Your blog can take on a new social-media life of its own if you publish it on WordPress.com. This commercial version of the open-source web publishing platform WordPress now offers an ActivityPub option to turn a blog into a fediverse presence on Mastodon and other federated social networks operating on the open standard.

A post Wednesday from Matthias Pfefferle, a developer at WordPress.com’s parent firm Automattic, explains that this goes beyond previous one-way sharing options such as the Twitter-sharing tool the company dropped in April after steep hikes in Twitter API-usage charges.

“Your WordPress blog can now become a profile for the fediverse,” Pfefferle says. And not only does the blog post get published to Mastodon and elsewhere, replies from fediverse readers make it back to the original post “as comments on your blog post, creating a synchronized and interactive experience.”

This feature is already available in the free and two cheaper paid versions of WordPress.com, while two higher-end commercial options require installing the ActivityPub plug-in. That add-on is also available for sites running other versions of WordPress–which means some 43% of sites can, in theory, adopt it.

Activating this requires a click of an “Enter the fediverse” button in the Discussion settings–under the Settings menu in the left-hand rail in your admin dashboard.
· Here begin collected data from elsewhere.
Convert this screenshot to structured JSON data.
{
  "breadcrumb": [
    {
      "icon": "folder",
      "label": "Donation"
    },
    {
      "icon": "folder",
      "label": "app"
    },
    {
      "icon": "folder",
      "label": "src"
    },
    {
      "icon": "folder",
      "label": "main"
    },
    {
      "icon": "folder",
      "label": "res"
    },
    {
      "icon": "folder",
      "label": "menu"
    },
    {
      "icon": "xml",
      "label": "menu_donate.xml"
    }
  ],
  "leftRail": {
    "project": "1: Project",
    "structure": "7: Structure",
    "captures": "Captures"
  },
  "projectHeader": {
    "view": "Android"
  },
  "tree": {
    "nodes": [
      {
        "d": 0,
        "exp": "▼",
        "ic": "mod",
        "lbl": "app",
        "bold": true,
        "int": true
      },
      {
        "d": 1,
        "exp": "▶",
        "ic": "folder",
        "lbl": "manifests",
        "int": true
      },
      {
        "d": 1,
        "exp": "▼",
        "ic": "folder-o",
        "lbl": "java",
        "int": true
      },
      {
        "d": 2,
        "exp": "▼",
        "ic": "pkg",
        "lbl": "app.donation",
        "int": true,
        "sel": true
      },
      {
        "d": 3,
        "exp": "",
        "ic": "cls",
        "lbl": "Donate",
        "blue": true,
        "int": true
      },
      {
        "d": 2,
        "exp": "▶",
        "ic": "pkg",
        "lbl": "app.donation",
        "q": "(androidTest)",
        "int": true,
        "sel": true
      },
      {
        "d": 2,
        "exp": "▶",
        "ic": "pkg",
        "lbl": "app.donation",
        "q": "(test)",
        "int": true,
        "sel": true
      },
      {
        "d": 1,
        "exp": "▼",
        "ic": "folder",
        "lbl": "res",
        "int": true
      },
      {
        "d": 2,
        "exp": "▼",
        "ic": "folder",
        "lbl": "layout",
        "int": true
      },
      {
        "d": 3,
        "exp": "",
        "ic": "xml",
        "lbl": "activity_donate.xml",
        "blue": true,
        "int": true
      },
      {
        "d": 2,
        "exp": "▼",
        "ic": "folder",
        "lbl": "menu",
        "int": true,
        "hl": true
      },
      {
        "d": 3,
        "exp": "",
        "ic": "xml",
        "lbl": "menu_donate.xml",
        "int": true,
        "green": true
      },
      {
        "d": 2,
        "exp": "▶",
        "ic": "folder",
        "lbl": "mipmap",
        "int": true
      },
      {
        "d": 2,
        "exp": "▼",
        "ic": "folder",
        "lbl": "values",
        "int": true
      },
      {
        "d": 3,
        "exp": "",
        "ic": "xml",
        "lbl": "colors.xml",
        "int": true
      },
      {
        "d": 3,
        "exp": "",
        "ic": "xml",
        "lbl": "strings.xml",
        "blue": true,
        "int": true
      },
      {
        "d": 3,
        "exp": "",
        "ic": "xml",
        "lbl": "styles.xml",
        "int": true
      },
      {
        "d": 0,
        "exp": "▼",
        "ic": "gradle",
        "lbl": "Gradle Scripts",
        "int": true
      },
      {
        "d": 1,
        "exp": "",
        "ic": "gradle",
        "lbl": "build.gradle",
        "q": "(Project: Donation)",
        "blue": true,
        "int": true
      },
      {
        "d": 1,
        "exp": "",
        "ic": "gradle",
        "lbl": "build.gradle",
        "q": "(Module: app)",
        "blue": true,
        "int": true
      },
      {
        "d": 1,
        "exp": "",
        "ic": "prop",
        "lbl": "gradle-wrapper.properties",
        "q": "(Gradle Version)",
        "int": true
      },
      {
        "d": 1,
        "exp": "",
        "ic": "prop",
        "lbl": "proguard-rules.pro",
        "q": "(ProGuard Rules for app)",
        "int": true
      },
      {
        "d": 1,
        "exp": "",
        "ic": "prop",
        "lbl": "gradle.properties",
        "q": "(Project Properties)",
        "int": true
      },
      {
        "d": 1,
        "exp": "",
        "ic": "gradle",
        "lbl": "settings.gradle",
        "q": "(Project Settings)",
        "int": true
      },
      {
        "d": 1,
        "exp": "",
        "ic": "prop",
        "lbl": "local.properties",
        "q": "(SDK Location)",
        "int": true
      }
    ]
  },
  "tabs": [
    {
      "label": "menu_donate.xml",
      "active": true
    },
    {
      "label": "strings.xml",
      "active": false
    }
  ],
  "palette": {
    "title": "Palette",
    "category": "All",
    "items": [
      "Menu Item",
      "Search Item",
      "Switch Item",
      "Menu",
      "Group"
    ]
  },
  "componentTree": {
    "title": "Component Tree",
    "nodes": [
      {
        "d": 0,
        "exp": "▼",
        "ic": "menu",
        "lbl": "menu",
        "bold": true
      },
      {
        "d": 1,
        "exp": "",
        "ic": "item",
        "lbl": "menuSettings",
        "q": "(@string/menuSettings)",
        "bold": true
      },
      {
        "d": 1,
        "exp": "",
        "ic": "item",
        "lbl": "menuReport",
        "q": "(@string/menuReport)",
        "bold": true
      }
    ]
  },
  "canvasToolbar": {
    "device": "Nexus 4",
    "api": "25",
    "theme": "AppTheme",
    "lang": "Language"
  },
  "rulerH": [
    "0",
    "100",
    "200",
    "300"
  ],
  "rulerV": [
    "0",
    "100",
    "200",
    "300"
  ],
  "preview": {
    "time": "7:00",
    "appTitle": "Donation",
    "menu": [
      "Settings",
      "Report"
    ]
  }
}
You should then see a long and somewhat awkward fediverse identifier, consisting of two copies of your blog’s domain name separated by an @ symbol, which you can then copy to share from your own Mastodon or other ActivityPub account.
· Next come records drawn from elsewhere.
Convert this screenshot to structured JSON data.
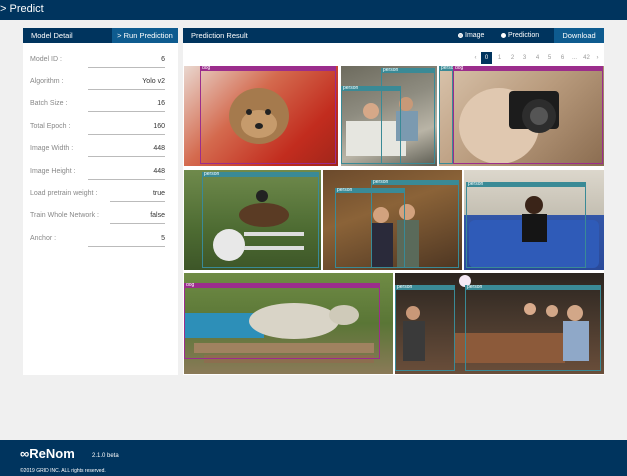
{
  "header": {
    "title": "> Predict"
  },
  "model_detail": {
    "title": "Model Detail",
    "run_button": "> Run Prediction",
    "params": [
      {
        "label": "Model ID :",
        "value": "6"
      },
      {
        "label": "Algorithm :",
        "value": "Yolo v2"
      },
      {
        "label": "Batch Size :",
        "value": "16"
      },
      {
        "label": "Total Epoch :",
        "value": "160"
      },
      {
        "label": "Image Width :",
        "value": "448"
      },
      {
        "label": "Image Height :",
        "value": "448"
      },
      {
        "label": "Load pretrain weight :",
        "value": "true"
      },
      {
        "label": "Train Whole Network :",
        "value": "false"
      },
      {
        "label": "Anchor :",
        "value": "5"
      }
    ]
  },
  "prediction_result": {
    "title": "Prediction Result",
    "radio_image": "Image",
    "radio_prediction": "Prediction",
    "selected": "Image",
    "download_button": "Download"
  },
  "pagination": {
    "prev": "‹",
    "next": "›",
    "pages": [
      "0",
      "1",
      "2",
      "3",
      "4",
      "5",
      "6",
      "...",
      "42"
    ],
    "current": "0"
  },
  "colors": {
    "person": "#3a8a96",
    "dog": "#9b2d8c",
    "navy": "#00345e",
    "accent": "#0e5b8f"
  },
  "images": [
    {
      "description": "dog photo",
      "labels": [
        "dog"
      ]
    },
    {
      "description": "hospital room",
      "labels": [
        "person",
        "person"
      ]
    },
    {
      "description": "person with camera",
      "labels": [
        "person",
        "dog"
      ]
    },
    {
      "description": "horse show jumping",
      "labels": [
        "person"
      ]
    },
    {
      "description": "people indoors",
      "labels": [
        "person",
        "person"
      ]
    },
    {
      "description": "woman on sofa",
      "labels": [
        "person"
      ]
    },
    {
      "description": "dog on wooden bench",
      "labels": [
        "dog"
      ]
    },
    {
      "description": "dinner table",
      "labels": [
        "person",
        "person"
      ]
    }
  ],
  "footer": {
    "logo": "∞ReNom",
    "version": "2.1.0 beta",
    "copyright": "©2019 GRID INC. ALL rights reserved."
  }
}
When I tried this with my ownWordPress.com-hosted blog, however, that identifier lacked the required @ prefix that would left it recognizable to Mastodon clients as a fediverse presence: “robpegoraro.com@robpegoraro.com,” instead of “@robpegoraro.com@robpegoraro.com.”

As I said, somewhat awkward. But once I edited my Mastodon post announcing this option to correct that handle, my blog self appeared as just “@robpegoraro.com.”

That profile shows a creation date of April 5, 2011 (almost five years before Mastodon’s 0.10 debut, that’s when I opened my WordPress.com account so I’d have someplace to announce my imminent exit from The Washington Post) and approximately 1,300 posts (I have written a lot there in my free time, but only new posts I publish on my blog will appear under this Mastodon account). Clicking a “Browse more on the original profile” link takes me back to the blog itself.

Mastodon took an early lead among Twitter alternatives after Elon Musk’s takeover of Twitter and subsequent chaotic stewardship of the company now called "X" began alienating some of that service’s longtime users. The invite-only Bluesky has since begun attracting its own set of Twitter refugees with a simpler interface than Mastodon and its own decentralized architecture. Yet another option, Meta’s Threads, operates as a traditional centralized network but plans to connect to the fediverse via ActivityPub later on.